Viral Testing RotationFellows spend up to one week in the Donor Testing Laboratory with the supervisor or technologists observing the methods used to perform viral testing. The fellow will discuss with staff the testing algorithms and the use of screening and confirmatory tests in donor testings.
Goals and objectives
- Understand the interaction of the CAP, AABB, CLIA, and FDA in the regulation of patient and donor testing.
- Learn the biology and natural history of hepatitis A to G. HIV-1, HIV-2, HTLVI/II, and West Nile Virus
- Understand the algorithms for EIA viral testing and learn limitations of current assays.
- Become familiar with supplemental tests and when to use them.
- Become familiar with polymerase chain reaction based assays for viral testing.
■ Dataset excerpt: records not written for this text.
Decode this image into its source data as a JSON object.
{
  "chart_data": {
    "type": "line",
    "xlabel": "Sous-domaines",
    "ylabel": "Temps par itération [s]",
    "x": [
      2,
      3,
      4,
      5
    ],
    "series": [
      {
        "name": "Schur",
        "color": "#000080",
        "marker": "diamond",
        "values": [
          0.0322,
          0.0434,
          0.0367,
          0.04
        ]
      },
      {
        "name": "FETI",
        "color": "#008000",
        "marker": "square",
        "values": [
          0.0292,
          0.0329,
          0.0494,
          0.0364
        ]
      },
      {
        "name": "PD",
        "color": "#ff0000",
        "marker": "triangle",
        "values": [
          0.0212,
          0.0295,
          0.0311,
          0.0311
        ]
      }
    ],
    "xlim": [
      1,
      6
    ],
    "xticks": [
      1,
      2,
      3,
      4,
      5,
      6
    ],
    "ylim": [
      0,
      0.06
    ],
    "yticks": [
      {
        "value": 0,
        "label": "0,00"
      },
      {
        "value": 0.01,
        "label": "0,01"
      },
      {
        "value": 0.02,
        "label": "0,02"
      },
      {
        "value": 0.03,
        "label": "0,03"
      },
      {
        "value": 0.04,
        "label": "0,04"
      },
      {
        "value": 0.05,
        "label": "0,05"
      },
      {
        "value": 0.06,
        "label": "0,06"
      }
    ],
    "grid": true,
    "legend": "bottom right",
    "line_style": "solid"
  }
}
Histocompatibility RotationFor one week, fellows rotate through the HLA laboratory at the University of Pittsburgh. He/she observe serological and molecular methods for class I and class II typing. Fellows will discuss with staff the use of HLA typing in the platelet donor, stem cell, and organ transplant setting.
Goals and Objectives
- Understand when and why serologic, cellular, and DNA assays are important to the transplant patient.
- Understand which techniques for HLA typing are useful in each type of solid organ transplant.
- Understand how various techniques for antibody screening and crossmatching are important in evaluating the donor and recipient.
- Understand the relevance of allelic mismatches defined by DNA techniques in bone marrow transplantation.
- Understand the clinical relevance and techniques for monitoring bone marrow engraftment.
- Obtain an overview of the type of cases, problems, and challenges facing a clinical histocompatibility laboratory.
Conferences and Meetings
|Name of Conference||Frequency||Department Responsible|
|Stem Cell Transplant Transfusion Meeting||Weekly||Hematology|
|Medical Grand Rounds||Weekly||Medicine|
|Hemophilia Meeting||Weekly||Hemophilia Center|
|Medical Staff Meeting||Bi-Weekly||ITxM|
|Coagulation Staff Meeting||Bi-Weekly||ITxM|
- The fellow can participate in providing recommendations to the transplant service house staff for transfusion support, particularly platelet transfusions.
- Passive participation.
- Fellows are exposed to hemophilia patients and their management.
- Active participation. The fellow may submit agenda items for discussion and is expected to actively contribute to the discussions. Fellows present journal club articles during medical staff meetings 2-3 times/year in rotation with pathology residents. Administration issues are discussed.